Um debate recente acerca do risco de os seguradoras pagarem pelos medicamentos GLP-1, como Ozempic e Wegovy, reacendeu uma discussão antiga nos Estados Unidos: a saúde é questão de disciplina pessoal ou resultado de condições sociais?
Origem da visão social e individual sobre saúde
Na primeira metade do século XX, a saúde pública se apoiava na compreensão de que doenças, especialmente as infecciosas, eram problemas coletivos influenciados por saneamento, moradia e acesso a recursos. Investigações revelavam que saneamento básico e controle de vetores eram essenciais para reduzir mortalidade, levando saneamentos a serem responsabilidade pública.
A mudança na abordagem no meio do século XX
Por volta dos anos 1950, porém, o foco se deslocou. A melhora no controle de doenças infecciosas e o avanço em vacinas e antibióticos reduziram a mortalidade, levando os pesquisadores a investigarem fatores de risco comportamentais, como fumar, dieta e exercícios físicos, relacionados a doenças crônicas.
Estudos de risco e a ênfase na responsabilidade individual
O estudo de Framingham, iniciado em 1948, foi pioneiro ao identificar fatores modificáveis, como tabagismo e hipertensão, como causas predizíveis de doenças cardíacas. Esse entendimento reforçou a ideia de que a mudança de hábitos poderia prevenir doenças, muitas vezes eclipsando aspectos socioeconômicos que também influenciavam a saúde.
Campanhas de saúde pública e o reforço da disciplina
Na era da Guerra Fria, a disciplina corporal também se tornou uma questão de patriotismo. Campanhas de saúde incentivavam exercícios e cessação do tabagismo, reforçando a noção de que o controle individual do corpo era uma obrigação cívica e uma forma de fortalecer a nação.
Impacto das corporações e o discurso de autonomia
Por outro lado, a indústria tabagista transformou a narrativa, promovendo a liberdade de escolha para evitar regulação. Estratégias semelhantes foram adotadas por empresas de alimentos, defendendo o consumo responsável de produtos com alta carga de açúcar, fortalecendo o discurso de responsabilidade do consumidor.
Relevância para o debate atual sobre GLP-1s
Hoje, essa longa história influencia o debate sobre quem deve pagar pelos medicamentos que auxiliam na perda de peso. Enquanto uns veem os GLP-1s como atalhos que podem desvalorizar o esforço de mudança de hábitos, outros lembram que fatores sociais, econômicos e ambientais moldam a obesidade, questionando se a responsabilidade deve recair apenas sobre o indivíduo.

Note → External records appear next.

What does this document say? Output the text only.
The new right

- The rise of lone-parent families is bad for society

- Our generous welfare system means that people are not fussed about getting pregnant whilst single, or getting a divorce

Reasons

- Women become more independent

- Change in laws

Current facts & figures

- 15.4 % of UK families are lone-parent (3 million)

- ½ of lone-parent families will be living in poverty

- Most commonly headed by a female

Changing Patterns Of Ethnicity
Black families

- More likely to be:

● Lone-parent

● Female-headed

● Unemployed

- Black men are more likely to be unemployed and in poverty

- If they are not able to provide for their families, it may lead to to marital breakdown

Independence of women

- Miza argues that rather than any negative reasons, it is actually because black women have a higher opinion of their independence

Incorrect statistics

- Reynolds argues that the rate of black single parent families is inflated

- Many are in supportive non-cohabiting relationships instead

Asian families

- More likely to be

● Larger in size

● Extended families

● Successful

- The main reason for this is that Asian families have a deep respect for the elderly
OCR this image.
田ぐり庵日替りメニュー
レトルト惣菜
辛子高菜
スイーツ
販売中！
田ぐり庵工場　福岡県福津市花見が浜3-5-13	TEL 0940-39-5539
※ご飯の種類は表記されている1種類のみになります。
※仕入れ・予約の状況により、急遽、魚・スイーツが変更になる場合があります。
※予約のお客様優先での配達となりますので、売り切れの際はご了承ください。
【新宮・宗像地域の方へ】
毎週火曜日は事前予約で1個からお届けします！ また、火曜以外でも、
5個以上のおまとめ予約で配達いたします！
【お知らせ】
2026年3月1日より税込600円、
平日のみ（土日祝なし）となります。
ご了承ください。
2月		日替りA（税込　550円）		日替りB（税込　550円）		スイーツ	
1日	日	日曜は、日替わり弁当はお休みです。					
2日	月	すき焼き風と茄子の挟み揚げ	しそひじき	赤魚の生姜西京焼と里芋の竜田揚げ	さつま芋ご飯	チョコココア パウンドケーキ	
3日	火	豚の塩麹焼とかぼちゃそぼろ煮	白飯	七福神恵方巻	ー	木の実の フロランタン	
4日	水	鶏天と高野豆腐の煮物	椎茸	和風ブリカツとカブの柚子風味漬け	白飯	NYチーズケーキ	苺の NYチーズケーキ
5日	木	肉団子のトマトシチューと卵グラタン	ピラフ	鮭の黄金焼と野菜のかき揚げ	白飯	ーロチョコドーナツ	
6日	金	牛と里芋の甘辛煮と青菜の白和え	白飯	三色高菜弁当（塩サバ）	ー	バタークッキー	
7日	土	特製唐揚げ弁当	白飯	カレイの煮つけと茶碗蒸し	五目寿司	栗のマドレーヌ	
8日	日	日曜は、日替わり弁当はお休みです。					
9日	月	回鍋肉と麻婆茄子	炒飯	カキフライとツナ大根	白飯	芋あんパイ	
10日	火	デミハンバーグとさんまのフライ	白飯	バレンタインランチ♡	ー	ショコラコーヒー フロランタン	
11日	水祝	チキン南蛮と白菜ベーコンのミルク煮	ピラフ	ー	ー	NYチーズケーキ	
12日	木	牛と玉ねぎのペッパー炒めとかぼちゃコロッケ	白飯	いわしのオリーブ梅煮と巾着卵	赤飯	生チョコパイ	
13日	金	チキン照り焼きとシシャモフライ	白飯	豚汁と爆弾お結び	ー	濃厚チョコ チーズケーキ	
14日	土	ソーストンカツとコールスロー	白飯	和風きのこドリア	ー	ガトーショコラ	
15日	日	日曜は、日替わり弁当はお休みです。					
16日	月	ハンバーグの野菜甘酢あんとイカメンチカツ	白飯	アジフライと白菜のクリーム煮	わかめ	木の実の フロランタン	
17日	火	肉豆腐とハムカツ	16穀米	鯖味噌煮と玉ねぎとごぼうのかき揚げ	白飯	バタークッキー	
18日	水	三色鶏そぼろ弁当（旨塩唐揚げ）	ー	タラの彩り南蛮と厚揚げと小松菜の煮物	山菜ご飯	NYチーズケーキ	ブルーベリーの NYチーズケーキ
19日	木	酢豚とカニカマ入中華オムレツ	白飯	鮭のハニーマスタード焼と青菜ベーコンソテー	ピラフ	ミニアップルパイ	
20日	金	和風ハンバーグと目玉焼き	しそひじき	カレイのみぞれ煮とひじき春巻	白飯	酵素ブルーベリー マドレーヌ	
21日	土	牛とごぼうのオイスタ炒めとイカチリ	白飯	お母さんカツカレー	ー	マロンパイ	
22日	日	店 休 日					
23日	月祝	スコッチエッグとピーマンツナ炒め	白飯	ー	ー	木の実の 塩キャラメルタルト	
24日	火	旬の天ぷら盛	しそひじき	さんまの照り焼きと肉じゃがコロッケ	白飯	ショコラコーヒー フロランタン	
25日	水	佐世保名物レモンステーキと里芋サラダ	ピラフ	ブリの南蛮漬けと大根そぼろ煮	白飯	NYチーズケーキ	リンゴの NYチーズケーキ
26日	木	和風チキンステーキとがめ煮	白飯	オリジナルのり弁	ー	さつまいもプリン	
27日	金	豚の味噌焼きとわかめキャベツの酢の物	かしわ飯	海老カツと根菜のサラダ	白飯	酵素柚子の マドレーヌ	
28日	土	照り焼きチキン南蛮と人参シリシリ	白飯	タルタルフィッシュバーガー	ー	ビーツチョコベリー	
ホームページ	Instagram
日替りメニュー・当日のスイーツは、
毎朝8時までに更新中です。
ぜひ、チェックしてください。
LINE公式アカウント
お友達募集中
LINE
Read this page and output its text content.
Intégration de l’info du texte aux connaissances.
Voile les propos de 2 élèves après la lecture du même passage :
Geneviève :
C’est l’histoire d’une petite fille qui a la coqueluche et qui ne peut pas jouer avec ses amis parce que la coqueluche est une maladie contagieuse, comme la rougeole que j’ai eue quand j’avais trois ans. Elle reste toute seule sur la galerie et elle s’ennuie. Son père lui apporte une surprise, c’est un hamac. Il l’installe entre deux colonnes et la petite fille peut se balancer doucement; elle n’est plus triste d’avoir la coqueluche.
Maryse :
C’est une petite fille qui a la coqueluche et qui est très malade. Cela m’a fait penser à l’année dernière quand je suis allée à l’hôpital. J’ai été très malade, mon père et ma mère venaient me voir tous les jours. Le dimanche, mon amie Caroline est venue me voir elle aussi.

Especialistas destacam que as condições de vida, acesso a alimentação saudável e o estresse social desempenham papel fundamental na saúde, o que reforça a necessidade de abordagens coletivas e políticas públicas robustas.
Futuro da responsabilidade na saúde
O debate permanece em aberto, refletindo uma luta histórica entre políticas que promovem mudanças estruturais e discursos centrados na autonomia individual. A questão fundamental é se o combate à obesidade e ao uso de GLP-1 deve focar em incentivos pessoais ou em transformações sociais mais amplas.
Segundo especialistas em saúde pública e ética, uma abordagem equilibrada é essencial. Promover o acesso a recursos e educação, ao mesmo tempo em que incentiva a responsabilidade individual, pode ser o caminho mais efetivo para avançar na promoção de uma saúde mais justa e sustentável.